Indeed, some real learning could go on next summer. At that time, LATC plans--”if we can get the travel money together,” said artistic director Bushnell--to send its Latino Theatre Lab, its production of Milcha Sanchez-Scott’s “Stone Wedding,” and Shabaka, director of LATC’s Black Theatre Artists Workshop, to Moscow’s Yermolova Theatre as part of an exchange program. In return, according to Bushnell and Galin, the Yermolova will send one of its experimental workshop productions and members of the playwright lab that Galin runs.

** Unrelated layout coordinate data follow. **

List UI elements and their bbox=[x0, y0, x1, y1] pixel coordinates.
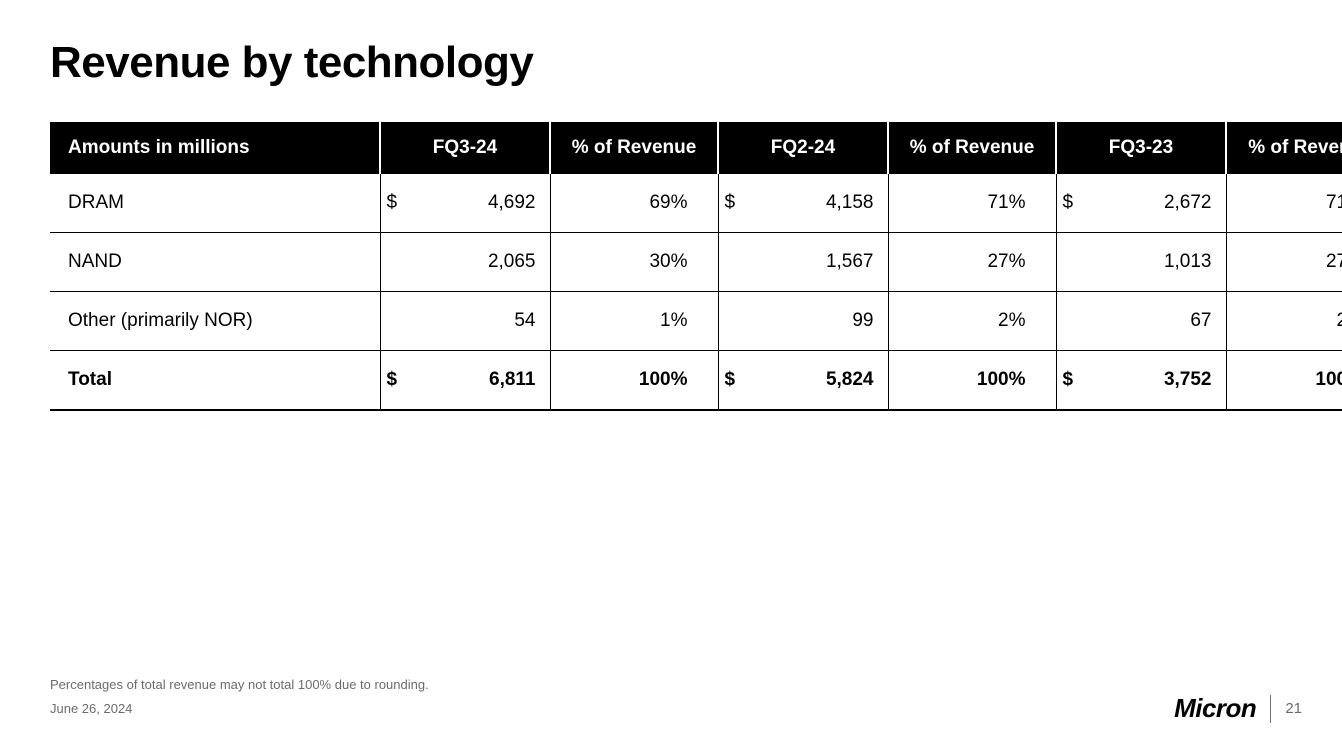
cell: 27% bbox=[1226, 232, 1342, 291]
cell: 27% bbox=[888, 232, 1056, 291]
amount-value: 1,013 bbox=[1164, 251, 1212, 272]
table-row: NAND 2,065 30% 1,567 27% 1,013 27% bbox=[50, 232, 1342, 291]
cell: $2,672 bbox=[1056, 174, 1226, 233]
dollar-sign: $ bbox=[725, 192, 736, 214]
dollar-sign: $ bbox=[387, 192, 398, 214]
cell: 1,567 bbox=[718, 232, 888, 291]
col-amounts: Amounts in millions bbox=[50, 122, 380, 174]
amount-value: 6,811 bbox=[489, 369, 536, 390]
cell: 2% bbox=[888, 291, 1056, 350]
table-row: Total$6,811100%$5,824100%$3,752100% bbox=[50, 350, 1342, 410]
amount-value: 3,752 bbox=[1164, 369, 1212, 390]
cell: 100% bbox=[550, 350, 718, 410]
row-label: NAND bbox=[50, 232, 380, 291]
col-fq3-23: FQ3-23 bbox=[1056, 122, 1226, 174]
cell: 54 bbox=[380, 291, 550, 350]
cell: $4,158 bbox=[718, 174, 888, 233]
slide-date: June 26, 2024 bbox=[50, 697, 429, 722]
footnote: Percentages of total revenue may not tot… bbox=[50, 673, 429, 698]
amount-value: 5,824 bbox=[826, 369, 874, 390]
cell: 71% bbox=[1226, 174, 1342, 233]
cell: 100% bbox=[1226, 350, 1342, 410]
page-title: Revenue by technology bbox=[50, 38, 1292, 88]
cell: $4,692 bbox=[380, 174, 550, 233]
amount-value: 4,158 bbox=[826, 192, 874, 213]
footer: Percentages of total revenue may not tot… bbox=[50, 673, 429, 722]
amount-value: 2,065 bbox=[488, 251, 536, 272]
dollar-sign: $ bbox=[1063, 192, 1074, 214]
cell: 69% bbox=[550, 174, 718, 233]
table-row: Other (primarily NOR) 54 1% 99 2% 67 2% bbox=[50, 291, 1342, 350]
row-label: Other (primarily NOR) bbox=[50, 291, 380, 350]
cell: $3,752 bbox=[1056, 350, 1226, 410]
table-header-row: Amounts in millions FQ3-24 % of Revenue … bbox=[50, 122, 1342, 174]
col-fq3-23-pct: % of Revenue bbox=[1226, 122, 1342, 174]
cell: 99 bbox=[718, 291, 888, 350]
col-fq3-24-pct: % of Revenue bbox=[550, 122, 718, 174]
dollar-sign: $ bbox=[725, 369, 736, 391]
amount-value: 54 bbox=[514, 310, 535, 331]
cell: 71% bbox=[888, 174, 1056, 233]
col-fq3-24: FQ3-24 bbox=[380, 122, 550, 174]
brand-logo: Micron bbox=[1174, 693, 1256, 724]
cell: $6,811 bbox=[380, 350, 550, 410]
brand-divider bbox=[1270, 695, 1271, 723]
col-fq2-24-pct: % of Revenue bbox=[888, 122, 1056, 174]
dollar-sign: $ bbox=[1063, 369, 1074, 391]
cell: 67 bbox=[1056, 291, 1226, 350]
row-label: DRAM bbox=[50, 174, 380, 233]
cell: 2% bbox=[1226, 291, 1342, 350]
table-body: DRAM$4,69269%$4,15871%$2,67271%NAND2,065… bbox=[50, 174, 1342, 410]
amount-value: 1,567 bbox=[826, 251, 874, 272]
dollar-sign: $ bbox=[387, 369, 398, 391]
table-row: DRAM$4,69269%$4,15871%$2,67271% bbox=[50, 174, 1342, 233]
cell: 1% bbox=[550, 291, 718, 350]
col-fq2-24: FQ2-24 bbox=[718, 122, 888, 174]
amount-value: 2,672 bbox=[1164, 192, 1212, 213]
amount-value: 67 bbox=[1190, 310, 1211, 331]
cell: 1,013 bbox=[1056, 232, 1226, 291]
amount-value: 99 bbox=[852, 310, 873, 331]
cell: $5,824 bbox=[718, 350, 888, 410]
cell: 30% bbox=[550, 232, 718, 291]
cell: 2,065 bbox=[380, 232, 550, 291]
brand-area: Micron 21 bbox=[1174, 693, 1302, 724]
cell: 100% bbox=[888, 350, 1056, 410]
revenue-table: Amounts in millions FQ3-24 % of Revenue … bbox=[50, 122, 1342, 411]
page-number: 21 bbox=[1285, 700, 1302, 717]
amount-value: 4,692 bbox=[488, 192, 536, 213]
row-label: Total bbox=[50, 350, 380, 410]
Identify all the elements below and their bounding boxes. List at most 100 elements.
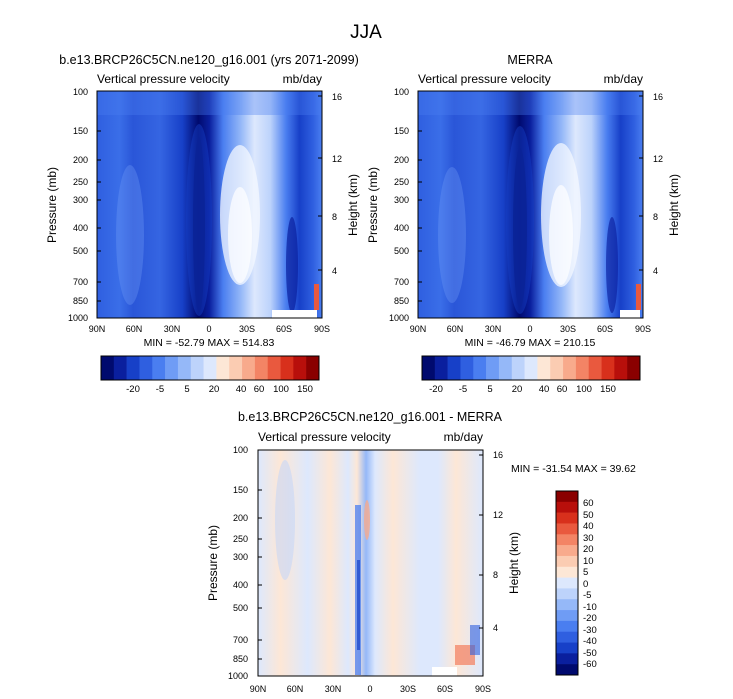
colorbar-swatch: [537, 356, 551, 380]
y-tick-label: 100: [233, 445, 248, 455]
panel-model-subtitle-right: mb/day: [283, 72, 322, 86]
x-tick-label: 30N: [485, 324, 502, 334]
panel-merra-storm-track: [606, 217, 618, 313]
colorbar-label: 50: [583, 510, 594, 521]
panel-model-storm-track: [286, 217, 298, 313]
colorbar-label: -5: [583, 590, 591, 601]
x-tick-label: 30S: [239, 324, 255, 334]
x-tick-label: 0: [367, 684, 372, 694]
colorbar-swatch: [556, 501, 578, 513]
colorbar-label: -50: [583, 648, 597, 659]
y-tick-label: 850: [394, 296, 409, 306]
height-tick-label: 12: [653, 154, 663, 164]
x-tick-label: 60N: [287, 684, 304, 694]
y-tick-label: 250: [233, 534, 248, 544]
panel-merra-upper-band: [418, 91, 643, 115]
height-tick-label: 16: [332, 92, 342, 102]
panel-merra-terrain-mask: [620, 310, 640, 318]
colorbar-swatch: [242, 356, 256, 380]
panel-merra: MERRA Vertical pressure velocity mb/day …: [366, 53, 681, 395]
colorbar-swatch: [556, 566, 578, 578]
y-tick-label: 150: [73, 126, 88, 136]
panel-merra-updraft-core: [513, 148, 527, 308]
colorbar-swatch: [556, 631, 578, 643]
panel-model-subsidence-n: [116, 165, 144, 305]
panel-diff: b.e13.BRCP26C5CN.ne120_g16.001 - MERRA V…: [206, 410, 636, 694]
colorbar-label: 150: [600, 384, 616, 395]
colorbar-border: [100, 355, 320, 381]
panel-model-upper-band: [97, 91, 322, 115]
panel-diff-y-axis: 100 150 200 250 300 400 500 700 850 1000: [228, 445, 248, 681]
x-tick-label: 60S: [597, 324, 613, 334]
colorbar-swatch: [498, 356, 513, 380]
colorbar-label: 100: [576, 384, 592, 395]
height-tick-label: 8: [332, 212, 337, 222]
panel-model-title: b.e13.BRCP26C5CN.ne120_g16.001 (yrs 2071…: [59, 53, 359, 67]
panel-model-colorbar-labels: -20 -5 5 20 40 60 100 150: [126, 384, 313, 395]
y-tick-label: 700: [394, 277, 409, 287]
panel-merra-ylabel: Pressure (mb): [366, 167, 380, 243]
height-tick-label: 16: [493, 450, 503, 460]
colorbar-label: 30: [583, 533, 594, 544]
colorbar-label: -20: [429, 384, 443, 395]
panel-merra-title: MERRA: [507, 53, 553, 67]
y-tick-label: 500: [233, 603, 248, 613]
panel-model: b.e13.BRCP26C5CN.ne120_g16.001 (yrs 2071…: [45, 53, 360, 395]
panel-model-ylabel: Pressure (mb): [45, 167, 59, 243]
height-tick-label: 12: [332, 154, 342, 164]
panel-model-updraft-core: [193, 137, 205, 313]
height-tick-label: 16: [653, 92, 663, 102]
y-tick-label: 700: [73, 277, 88, 287]
colorbar-label: 10: [583, 556, 594, 567]
colorbar-label: -30: [583, 625, 597, 636]
panel-diff-colorbar-labels: 60 50 40 30 20 10 5 0 -5 -10 -20 -30 -40…: [583, 498, 597, 670]
colorbar-label: 20: [209, 384, 220, 395]
colorbar-swatch: [575, 356, 590, 380]
colorbar-swatch: [422, 356, 436, 380]
panel-model-colorbar: [100, 355, 320, 381]
colorbar-swatch: [556, 545, 578, 557]
colorbar-swatch: [556, 555, 578, 568]
colorbar-swatch: [556, 491, 578, 503]
y-tick-label: 150: [233, 485, 248, 495]
y-tick-label: 300: [73, 195, 88, 205]
colorbar-swatch: [563, 356, 577, 380]
colorbar-swatch: [556, 653, 578, 665]
panel-model-stats: MIN = -52.79 MAX = 514.83: [144, 337, 275, 349]
panel-merra-plot-area: [418, 91, 643, 318]
x-tick-label: 30S: [400, 684, 416, 694]
y-tick-label: 500: [73, 246, 88, 256]
panel-diff-positive-anomaly: [364, 500, 370, 540]
panel-model-plot-area: [97, 91, 322, 318]
y-tick-label: 1000: [228, 671, 248, 681]
colorbar-label: -10: [583, 602, 597, 613]
figure-title: JJA: [350, 22, 382, 43]
panel-diff-equator-anomaly-core: [357, 560, 360, 650]
colorbar-swatch: [190, 356, 204, 380]
x-tick-label: 90S: [475, 684, 491, 694]
panel-diff-title: b.e13.BRCP26C5CN.ne120_g16.001 - MERRA: [238, 410, 503, 424]
y-tick-label: 300: [233, 552, 248, 562]
y-tick-label: 700: [233, 635, 248, 645]
colorbar-swatch: [139, 356, 153, 380]
colorbar-swatch: [486, 356, 500, 380]
x-tick-label: 90N: [89, 324, 106, 334]
panel-merra-x-axis: 90N 60N 30N 0 30S 60S 90S: [410, 324, 651, 334]
panel-diff-ylabel-right: Height (km): [507, 532, 521, 594]
colorbar-swatch: [254, 356, 269, 380]
y-tick-label: 300: [394, 195, 409, 205]
panel-model-plot-border: [96, 90, 323, 319]
y-tick-label: 500: [394, 246, 409, 256]
colorbar-swatch: [177, 356, 192, 380]
panel-model-x-axis: 90N 60N 30N 0 30S 60S 90S: [89, 324, 330, 334]
colorbar-swatch: [306, 356, 320, 380]
colorbar-swatch: [627, 356, 641, 380]
panel-diff-subtitle-right: mb/day: [444, 430, 483, 444]
colorbar-swatch: [524, 356, 538, 380]
colorbar-swatch: [293, 356, 307, 380]
x-tick-label: 60N: [447, 324, 464, 334]
y-tick-label: 100: [394, 87, 409, 97]
colorbar-swatch: [203, 356, 217, 380]
x-tick-label: 60S: [276, 324, 292, 334]
y-tick-label: 250: [73, 177, 88, 187]
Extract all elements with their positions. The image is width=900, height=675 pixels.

Galin said it will be “nearly impossible” for Soviets to return to pre- glasnost times, but added that “it’s better for (Soviet artists) now than in many bourgeois countries.” He cited greater intellectual openness, the existence of more than 500 government-funded (but not controlled) acting companies, and a writers’ union. “But success,” he hastened to add, “depends upon yourself.”

In that light, even though he considers himself a man of the theater, Galin is fond of calling himself a homebody. “When a playwright closes the door to his study--if he has one--and writes, he is alone. There are no directors. No actors. No producers.”

Has glasnost , then, changed him at all?

“Look! I’m here in California ,” he said, almost mystically. “We couldn’t have done this before. It’s opening my vision. Maybe it’ll make me smarter!”